Nucleosomes are the basic elements of DNA chromatin structure. Not only they control DNA packaging but also play a critical role in gene regulation by allowing physical access to transcription factors. In addition to providing the positions of nucleosomes and the occupancy level it is becoming more and more important to resolve possible overlaps, extract additional information about nucleosomes like the probability of placement, and determine whether they are well-positioned or "fuzzy" in the sequenced cell sample.

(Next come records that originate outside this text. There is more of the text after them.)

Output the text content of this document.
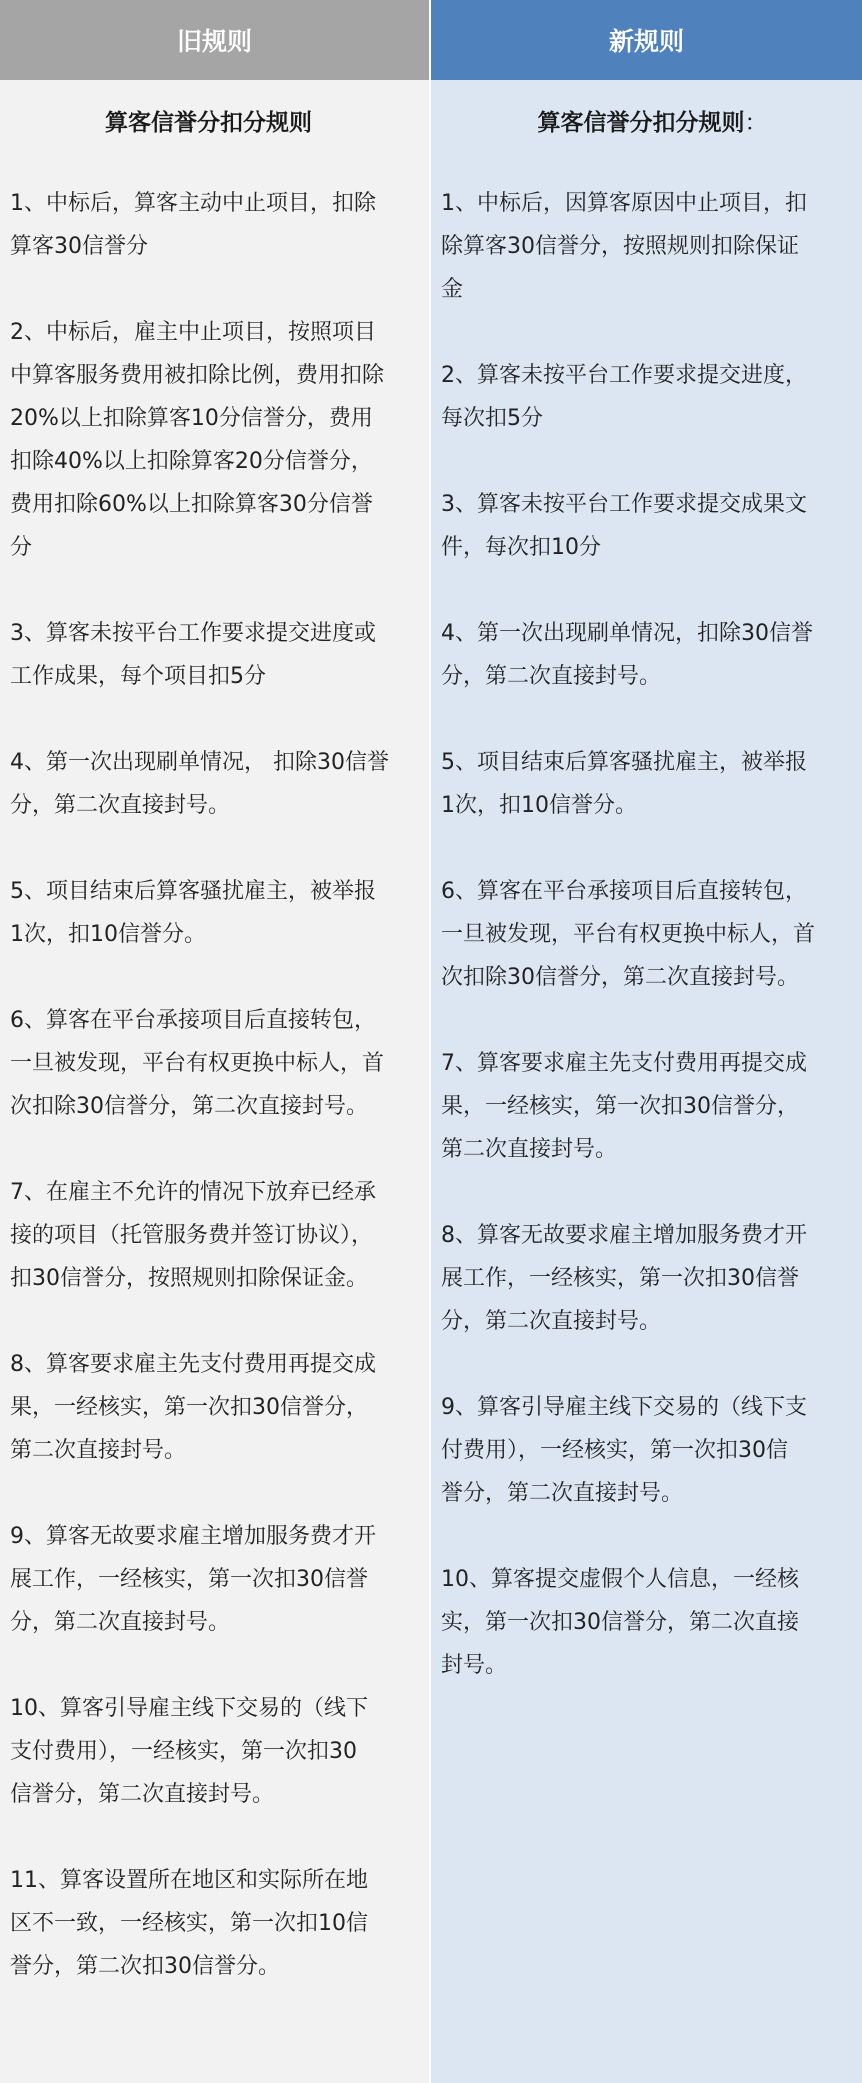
旧规则
算客信誉分扣分规则
1、中标后，算客主动中止项目，扣除
算客30信誉分
2、中标后，雇主中止项目，按照项目
中算客服务费用被扣除比例，费用扣除
20%以上扣除算客10分信誉分，费用
扣除40%以上扣除算客20分信誉分，
费用扣除60%以上扣除算客30分信誉
分
3、算客未按平台工作要求提交进度或
工作成果，每个项目扣5分
4、第一次出现刷单情况， 扣除30信誉
分，第二次直接封号。
5、项目结束后算客骚扰雇主，被举报
1次，扣10信誉分。
6、算客在平台承接项目后直接转包，
一旦被发现，平台有权更换中标人，首
次扣除30信誉分，第二次直接封号。
7、在雇主不允许的情况下放弃已经承
接的项目（托管服务费并签订协议），
扣30信誉分，按照规则扣除保证金。
8、算客要求雇主先支付费用再提交成
果，一经核实，第一次扣30信誉分，
第二次直接封号。
9、算客无故要求雇主增加服务费才开
展工作，一经核实，第一次扣30信誉
分，第二次直接封号。
10、算客引导雇主线下交易的（线下
支付费用），一经核实，第一次扣30
信誉分，第二次直接封号。
11、算客设置所在地区和实际所在地
区不一致，一经核实，第一次扣10信
誉分，第二次扣30信誉分。
新规则
算客信誉分扣分规则：
1、中标后，因算客原因中止项目，扣
除算客30信誉分，按照规则扣除保证
金
2、算客未按平台工作要求提交进度，
每次扣5分
3、算客未按平台工作要求提交成果文
件，每次扣10分
4、第一次出现刷单情况，扣除30信誉
分，第二次直接封号。
5、项目结束后算客骚扰雇主，被举报
1次，扣10信誉分。
6、算客在平台承接项目后直接转包，
一旦被发现，平台有权更换中标人，首
次扣除30信誉分，第二次直接封号。
7、算客要求雇主先支付费用再提交成
果，一经核实，第一次扣30信誉分，
第二次直接封号。
8、算客无故要求雇主增加服务费才开
展工作，一经核实，第一次扣30信誉
分，第二次直接封号。
9、算客引导雇主线下交易的（线下支
付费用），一经核实，第一次扣30信
誉分，第二次直接封号。
10、算客提交虚假个人信息，一经核
实，第一次扣30信誉分，第二次直接
封号。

In this dissertation, we address some of the computational issues associated with the analysis of sequencing data enriched for nucleosomes. We propose two novel algorithms to create nucleosome maps, for single- and paired-end sequencing data respectively. Then, we study the problem of aligning these maps.
The first method, called NOrMAL, is based on a novel parametric probabilistic model of a nucleosome. Expectation maximization is used to learn the parameters of a Gaussian mixture model. Extensive experiments on real and synthetic data shows that our method can produce very accurate maps, and can detect a larger number of nucleosomes than published tools.
The second method, called PuFFIN, takes advantage of paired-end short reads to build genome-wide nucleosome maps. In contrast to other approaches that require users to optimize several parameters according to their data (e.g., the maximum allowed nucleosome overlap or legal ranges for the fragment sizes) our algorithm can accurately determine a genome-wide set of non-overlapping nucleosomes without any user-defined parameter. On the real data PuFFIN detects stronger associations between nucleosome occupancy and gene expression levels compared to other tools, which indicates that our tool extracts more biologically-relevant features from the data.
Finally, we then study the problem of aligning nucleosome maps, which is NP-complete when the number of maps is three or more. We use effective bounding tricks to limit the size of the problem and use linear programming to solve it. Our evaluations on the synthetic data shows that our aligning tool consistently outperforms the naive (greedy) approach and it is faster than dynamic programming.